By this point, it has been widely acknowledged that the coverage of the 2016 campaign by the mainstream press was bad. There were certainly exceptions -- The Washington Post did exceptional work and there were other bright spots as well -- But the overall story is one of distractions, triviality, unexplored leads, and disastrous results. This seems like a good time to look back at that coverage and ask ourselves what the press has learned and what it hasn't.
Recently, Marianne Williamson, the very definition of a fringe candidate, was the subject of a slew of puff pieces from The
New York Times not to mention an
in-depth profile from The New Yorker Radio Hour. Andrew Yang, though not a fringe candidate is certainly a marginal one, yet he too has been receiving a disproportionate amount of coverage lately.
How does this compare to the handling of marginal candidates in the last presidential election?
[UPDATE: Brad DeLong found an arguably
more embarrassing example from
the National Journal.]
This may be the best example of
New York Times political reporting you will see you all day.
It started as a standard narrative journalism/puff piece. Amy Chozick
and Trip Gabriel used a handful of anecdotes and a couple of
well-received speeches to build a breathless account of political
underdog Carly Fiorina surging toward the lead.
Hack political writers love this narrative. They also gravitate toward
positive stories about candidates with whom they are comfortable. When I
say "comfortable" I am talking about culture not politics. I will try
to back this up in future posts, but I have long argued that left/right
biases are far less common than more significant biases involving class,
race, religion, region, education, etc. While the
New York Times
probably disagrees with most of Fiorina's politics, they are more than
comfortable with almost everything else about her, from her
prominent family to her CEO background to her wealth and extravagant lifestyle.
So far, all of this is just another day at the office for
the New York Times election beat. Soon after the piece ran, however,
people started to notice
that the writers had really buried their lede. Deep in the story, it
was revealed that Fiorina's surge was not quite as substantial as the
headline suggested.
From paragraph 8 (as pointed out by
Duncan Black):
While supporters in Iowa noted that she had doubled her standing in
state polls, it was a statistically insignificant change from 1 percent
to 2 percent, according to a Quinnipiac University Poll released May 6.
(That may seem piddling, but the same poll had Mr. Santorum, who won the
Iowa caucuses in 2012, also at 2 percent, while 5 percent supported Mr.
Bush.)
It is one thing to have a paragraph in the middle of your story that
completely undercuts your premise; it is quite another to have people
point out a paragraph in the middle of your story that completely
undercuts your premise.
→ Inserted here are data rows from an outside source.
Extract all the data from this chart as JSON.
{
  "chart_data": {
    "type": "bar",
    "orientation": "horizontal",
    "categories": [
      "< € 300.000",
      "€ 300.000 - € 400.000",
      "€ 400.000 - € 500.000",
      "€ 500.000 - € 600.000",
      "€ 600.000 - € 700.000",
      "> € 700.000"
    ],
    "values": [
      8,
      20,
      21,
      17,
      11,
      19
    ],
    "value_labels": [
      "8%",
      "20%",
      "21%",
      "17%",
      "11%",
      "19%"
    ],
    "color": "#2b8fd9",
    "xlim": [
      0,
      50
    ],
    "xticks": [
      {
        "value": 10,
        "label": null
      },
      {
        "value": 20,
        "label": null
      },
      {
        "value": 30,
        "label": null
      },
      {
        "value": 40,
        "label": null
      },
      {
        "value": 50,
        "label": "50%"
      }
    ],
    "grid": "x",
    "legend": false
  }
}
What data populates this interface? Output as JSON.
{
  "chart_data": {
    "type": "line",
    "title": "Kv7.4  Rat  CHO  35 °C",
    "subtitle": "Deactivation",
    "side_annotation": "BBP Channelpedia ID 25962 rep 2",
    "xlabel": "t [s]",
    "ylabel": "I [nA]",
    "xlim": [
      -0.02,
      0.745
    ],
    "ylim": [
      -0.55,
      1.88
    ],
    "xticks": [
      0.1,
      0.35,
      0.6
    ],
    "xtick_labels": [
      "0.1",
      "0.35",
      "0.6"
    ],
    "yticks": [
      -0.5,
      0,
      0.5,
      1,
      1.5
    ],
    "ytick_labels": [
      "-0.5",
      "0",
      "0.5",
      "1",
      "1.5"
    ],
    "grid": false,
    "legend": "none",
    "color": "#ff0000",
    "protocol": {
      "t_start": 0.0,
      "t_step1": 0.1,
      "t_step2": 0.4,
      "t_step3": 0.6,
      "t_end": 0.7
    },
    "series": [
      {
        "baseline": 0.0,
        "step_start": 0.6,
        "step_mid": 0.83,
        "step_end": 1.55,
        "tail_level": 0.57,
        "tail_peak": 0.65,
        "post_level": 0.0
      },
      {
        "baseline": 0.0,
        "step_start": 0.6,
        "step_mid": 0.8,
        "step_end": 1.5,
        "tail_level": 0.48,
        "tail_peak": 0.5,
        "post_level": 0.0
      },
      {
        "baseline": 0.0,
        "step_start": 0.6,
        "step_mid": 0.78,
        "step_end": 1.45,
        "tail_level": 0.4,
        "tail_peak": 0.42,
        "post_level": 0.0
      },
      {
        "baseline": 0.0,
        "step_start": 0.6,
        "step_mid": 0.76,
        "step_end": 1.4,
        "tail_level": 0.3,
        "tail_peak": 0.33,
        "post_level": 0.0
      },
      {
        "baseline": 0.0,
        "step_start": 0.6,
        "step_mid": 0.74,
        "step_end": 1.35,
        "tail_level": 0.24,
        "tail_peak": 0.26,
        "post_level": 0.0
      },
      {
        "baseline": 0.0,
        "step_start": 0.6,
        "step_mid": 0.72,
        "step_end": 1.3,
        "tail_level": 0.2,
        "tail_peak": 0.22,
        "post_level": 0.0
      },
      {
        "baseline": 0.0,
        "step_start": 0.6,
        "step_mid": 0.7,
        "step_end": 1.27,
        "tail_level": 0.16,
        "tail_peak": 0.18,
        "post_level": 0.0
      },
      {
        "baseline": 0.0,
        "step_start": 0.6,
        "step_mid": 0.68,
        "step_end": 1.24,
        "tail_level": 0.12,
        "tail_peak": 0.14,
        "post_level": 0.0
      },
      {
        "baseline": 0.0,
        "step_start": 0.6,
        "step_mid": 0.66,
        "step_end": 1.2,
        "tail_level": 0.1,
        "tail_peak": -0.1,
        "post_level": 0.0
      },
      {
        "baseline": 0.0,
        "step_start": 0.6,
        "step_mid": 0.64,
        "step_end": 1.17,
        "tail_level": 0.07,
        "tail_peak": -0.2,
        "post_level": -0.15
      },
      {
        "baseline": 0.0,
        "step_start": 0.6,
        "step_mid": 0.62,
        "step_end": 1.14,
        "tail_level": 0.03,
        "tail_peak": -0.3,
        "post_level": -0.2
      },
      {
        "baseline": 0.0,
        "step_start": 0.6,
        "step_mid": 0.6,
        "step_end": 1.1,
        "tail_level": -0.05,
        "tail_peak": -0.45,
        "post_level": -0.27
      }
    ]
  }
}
A quick rewrite was definitely in order.
The resulting headline doesn't make a lot of sense -- if the polls are a
reflection of the state's voters, Iowans appear to be swoon-shrugging
over Fiorina -- but it does partially inoculate the story from further
mockery.
Of course, the NYT has standards. They don't just rewrite a published
story without even acknowledging it. The original headline is right
there at the bottom of the page.
In small print and pale gray letters.